Schöner gave the king a New Year's gift of a box of confections in January 1606. The other physicians at court, John Craig, John Hammond, Henry Atkins, and Elvin, gave similar gifts. Schöner certified a bill for perfumes and rosewater supplied to Prince Henry over the past three years invoiced by Rumler in 1606.

At the baptism of one of his children on 30 January 1610, he was given a gift of £4 by David Murray of Gorthy, the keeper of the Privy Purse of Prince Henry.

Schöner was naturalized as an English citizen in July 1610 at the same time as other members of the queen's household; Dorothea Silking and her sister "Engella Seelken" from Gustrow, Katherine Benneken from Garlstorf, the apothecary John Wolfgang Rumler from Augsburg and his wife Anna de l'Obel from Middelburg, a daughter of Matthias de l'Obel.

He died in 1611, and in September 1611 his second wife and widow Christiana, or "Christian Schonero", was granted £150. Prince Henry also gave her a small pension.

Théodore de Mayerne was his successor as the queen's physician.

==Family==
His first wife was Lucretia or Lucres Betoun, said to be a daughter of the laird of "Cassgoure" or "Carsgonny" now called "Carsegownie" in the Parish of Aberlemno and Catherine Ogilvy. Their children included;
- Johannes Schöner was born in Edinburgh on 2 July 1597. He studied medicine at the University of Edinburgh, Wittenberg, Frankfurt, and Greifswald. He married Catherine Erskine and died at Stralsund in April 1657.
- Edward, baptised 23 July 1598 with witnesses Edward Bruce, 1st Lord Kinloss and the surgeon Gilbert Primrose.
- Katherine, baptised 1 June 1600

Lucres Betoun died on 5 October 1600. Her will mentions her relation, possibly her father, Alexander Beaton, Archdeacon of Lothian, a son of Cardinal David Beaton and Marion Ogilvy, and owner of Carsegownie. The coat of arms of the Carsgonny Beaton family include a physician's cap as a crest. Alexander's cousin, David Beaton, a son of David Beaton of Melgund and another Lucretia Beaton, the daughter of Robert Beaton of Creich, was also a physician.

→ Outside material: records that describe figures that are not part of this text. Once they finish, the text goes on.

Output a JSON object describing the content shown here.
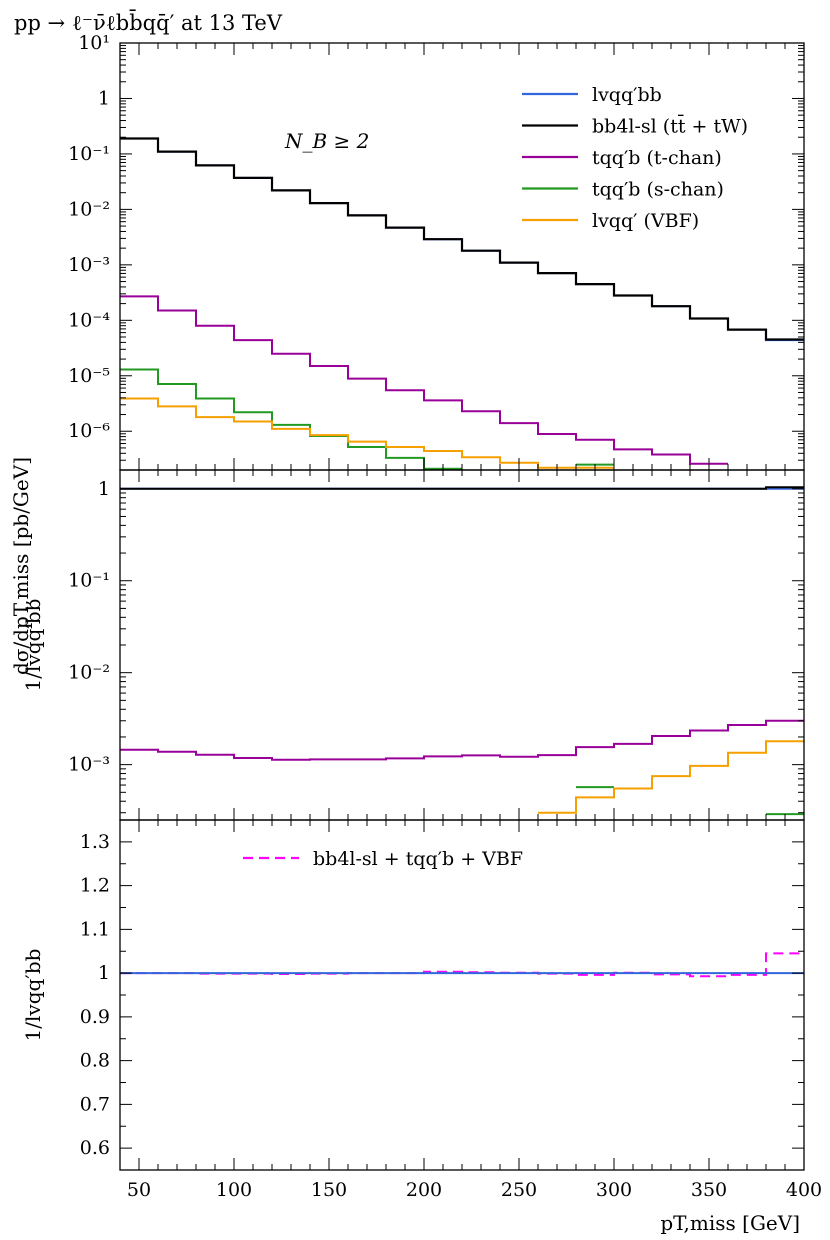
{
  "chart_data": [
    {
      "type": "line",
      "panel": "main",
      "title": "pp → ℓ⁻ν̄ℓbb̄qq̄′ at 13 TeV",
      "ylabel": "dσ/dpT,miss [pb/GeV]",
      "xlabel": "",
      "y_scale": "log",
      "ylim": [
        2e-07,
        10
      ],
      "xlim": [
        40,
        400
      ],
      "y_tick_labels": [
        "10¹",
        "1",
        "10⁻¹",
        "10⁻²",
        "10⁻³",
        "10⁻⁴",
        "10⁻⁵",
        "10⁻⁶"
      ],
      "y_tick_values": [
        10,
        1,
        0.1,
        0.01,
        0.001,
        0.0001,
        1e-05,
        1e-06
      ],
      "annotation": "N_B ≥ 2",
      "legend_position": "top-right",
      "bin_edges": [
        40,
        60,
        80,
        100,
        120,
        140,
        160,
        180,
        200,
        220,
        240,
        260,
        280,
        300,
        320,
        340,
        360,
        380,
        400
      ],
      "series": [
        {
          "name": "lvqq′bb",
          "color": "#3366dd",
          "values": [
            0.19,
            0.11,
            0.062,
            0.037,
            0.022,
            0.013,
            0.0078,
            0.0047,
            0.0029,
            0.0018,
            0.0011,
            0.00071,
            0.00045,
            0.00028,
            0.00018,
            0.000108,
            6.8e-05,
            4.4e-05
          ]
        },
        {
          "name": "bb4l-sl (tt̄ + tW)",
          "color": "#000000",
          "values": [
            0.19,
            0.11,
            0.062,
            0.037,
            0.022,
            0.013,
            0.0078,
            0.0047,
            0.0029,
            0.0018,
            0.0011,
            0.00071,
            0.00045,
            0.00028,
            0.00018,
            0.000108,
            6.8e-05,
            4.5e-05
          ]
        },
        {
          "name": "tqq′b (t-chan)",
          "color": "#990099",
          "values": [
            0.00027,
            0.00015,
            8e-05,
            4.4e-05,
            2.5e-05,
            1.5e-05,
            8.9e-06,
            5.5e-06,
            3.6e-06,
            2.3e-06,
            1.4e-06,
            8.9e-07,
            7e-07,
            4.7e-07,
            3.8e-07,
            2.6e-07,
            1.8e-07,
            null
          ]
        },
        {
          "name": "tqq′b (s-chan)",
          "color": "#229922",
          "values": [
            1.3e-05,
            7.1e-06,
            3.9e-06,
            2.2e-06,
            1.3e-06,
            8.2e-07,
            5.2e-07,
            3.3e-07,
            2.1e-07,
            null,
            null,
            null,
            2.5e-07,
            null,
            null,
            null,
            null,
            null
          ]
        },
        {
          "name": "lvqq′ (VBF)",
          "color": "#f5a000",
          "values": [
            3.9e-06,
            2.8e-06,
            1.8e-06,
            1.5e-06,
            1.1e-06,
            8.5e-07,
            6.5e-07,
            5.2e-07,
            4.4e-07,
            3.4e-07,
            2.7e-07,
            2.2e-07,
            2.2e-07,
            null,
            null,
            null,
            null,
            null
          ]
        }
      ]
    },
    {
      "type": "line",
      "panel": "ratio-log",
      "ylabel": "1/lvqq′bb",
      "y_scale": "log",
      "ylim": [
        0.00025,
        1.6
      ],
      "xlim": [
        40,
        400
      ],
      "y_tick_labels": [
        "1",
        "10⁻¹",
        "10⁻²",
        "10⁻³"
      ],
      "y_tick_values": [
        1,
        0.1,
        0.01,
        0.001
      ],
      "bin_edges": [
        40,
        60,
        80,
        100,
        120,
        140,
        160,
        180,
        200,
        220,
        240,
        260,
        280,
        300,
        320,
        340,
        360,
        380,
        400
      ],
      "series": [
        {
          "name": "lvqq′bb",
          "color": "#3366dd",
          "values": [
            1,
            1,
            1,
            1,
            1,
            1,
            1,
            1,
            1,
            1,
            1,
            1,
            1,
            1,
            1,
            1,
            1,
            1
          ]
        },
        {
          "name": "bb4l-sl (tt̄ + tW)",
          "color": "#000000",
          "values": [
            1,
            1,
            1,
            1,
            1,
            1,
            1,
            1,
            1,
            1,
            1,
            1,
            1,
            1,
            1,
            1,
            1,
            1.04
          ]
        },
        {
          "name": "tqq′b (t-chan)",
          "color": "#990099",
          "values": [
            0.00145,
            0.00138,
            0.00128,
            0.00118,
            0.00113,
            0.00114,
            0.00114,
            0.00117,
            0.00123,
            0.00126,
            0.00122,
            0.00127,
            0.00155,
            0.00168,
            0.00205,
            0.00235,
            0.0027,
            0.003
          ]
        },
        {
          "name": "tqq′b (s-chan)",
          "color": "#229922",
          "values": [
            null,
            null,
            null,
            null,
            null,
            null,
            null,
            null,
            null,
            null,
            null,
            null,
            0.00057,
            null,
            null,
            0.00021,
            0.00024,
            0.00029
          ]
        },
        {
          "name": "lvqq′ (VBF)",
          "color": "#f5a000",
          "values": [
            null,
            null,
            null,
            null,
            null,
            null,
            null,
            null,
            null,
            null,
            0.00023,
            0.0003,
            0.00044,
            0.00055,
            0.00075,
            0.00097,
            0.00135,
            0.0018
          ]
        }
      ]
    },
    {
      "type": "line",
      "panel": "ratio-linear",
      "ylabel": "1/lvqq′bb",
      "xlabel": "pT,miss [GeV]",
      "y_scale": "linear",
      "ylim": [
        0.55,
        1.35
      ],
      "xlim": [
        40,
        400
      ],
      "y_tick_labels": [
        "1.3",
        "1.2",
        "1.1",
        "1",
        "0.9",
        "0.8",
        "0.7",
        "0.6"
      ],
      "y_tick_values": [
        1.3,
        1.2,
        1.1,
        1.0,
        0.9,
        0.8,
        0.7,
        0.6
      ],
      "x_tick_labels": [
        "50",
        "100",
        "150",
        "200",
        "250",
        "300",
        "350",
        "400"
      ],
      "x_tick_values": [
        50,
        100,
        150,
        200,
        250,
        300,
        350,
        400
      ],
      "legend_position": "top-center",
      "bin_edges": [
        40,
        60,
        80,
        100,
        120,
        140,
        160,
        180,
        200,
        220,
        240,
        260,
        280,
        300,
        320,
        340,
        360,
        380,
        400
      ],
      "series": [
        {
          "name": "bb4l-sl + tqq′b + VBF",
          "color": "#ff00ff",
          "dashed": true,
          "values": [
            1.0,
            1.0,
            0.999,
            0.999,
            0.998,
            0.999,
            1.0,
            1.0,
            1.003,
            1.002,
            1.001,
            0.999,
            0.996,
            1.001,
            0.997,
            0.993,
            0.996,
            1.045
          ]
        },
        {
          "name": "lvqq′bb",
          "color": "#3366dd",
          "values": [
            1,
            1,
            1,
            1,
            1,
            1,
            1,
            1,
            1,
            1,
            1,
            1,
            1,
            1,
            1,
            1,
            1,
            1
          ]
        }
      ]
    }
  ]
}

On 18 August 1601 he married Christian Gibsoun. Their children included;
- Alexander, baptised 15 August 1602
- Elizabeth, baptised 28 August 1603, witnessed by William Fowler, merchant of Edinburgh, son of Janet Fockart and elder brother of the poet William Fowler, whose wife Catherine Gibsoun was a relation of Christian. She married Adam Cunningham of Woodhall.
- Sophie (1604-15 November 1626), who married James Pringle of Whytbank in 1622, she was said to have been a maiden of honour to Anne of Denmark, and was the mother of Alexander Pringle. A portrait miniature of Anne of Denmark with rubies and gold chain was kept in the family. Sophie Schöner died on 15 November 1626 and was buried at Melrose Abbey. James Pringle never remarried, his arms are painted on an interior wall of their lodging at Moubray House in Edinburgh.
- Margaret, (died 14 November 1640), she married Harry Kinneir of Forrett. She was a donor to Edinburgh University, leaving a legacy of £1,466 used to build a chemical laboratory and library.
- Mr James (or Jacob) Schonier of Caskeberrie, now Caskieberran in Glenrothes. In 1627 he donated a copy of Francesco Piccolomini's Physica to Edinburgh university library.

Christian Gibsoun subsequently married Sir Robert Dennistoun or Danielstoun of Mountjoy, Conservator of Scottish Privileges in the Low Countries at Veere, and paid for his monument in Greyfriars Kirkyard. The inscription refers to his diplomatic missions to exiles abroad for King James, English and Spanish, presumably Catholic exiles.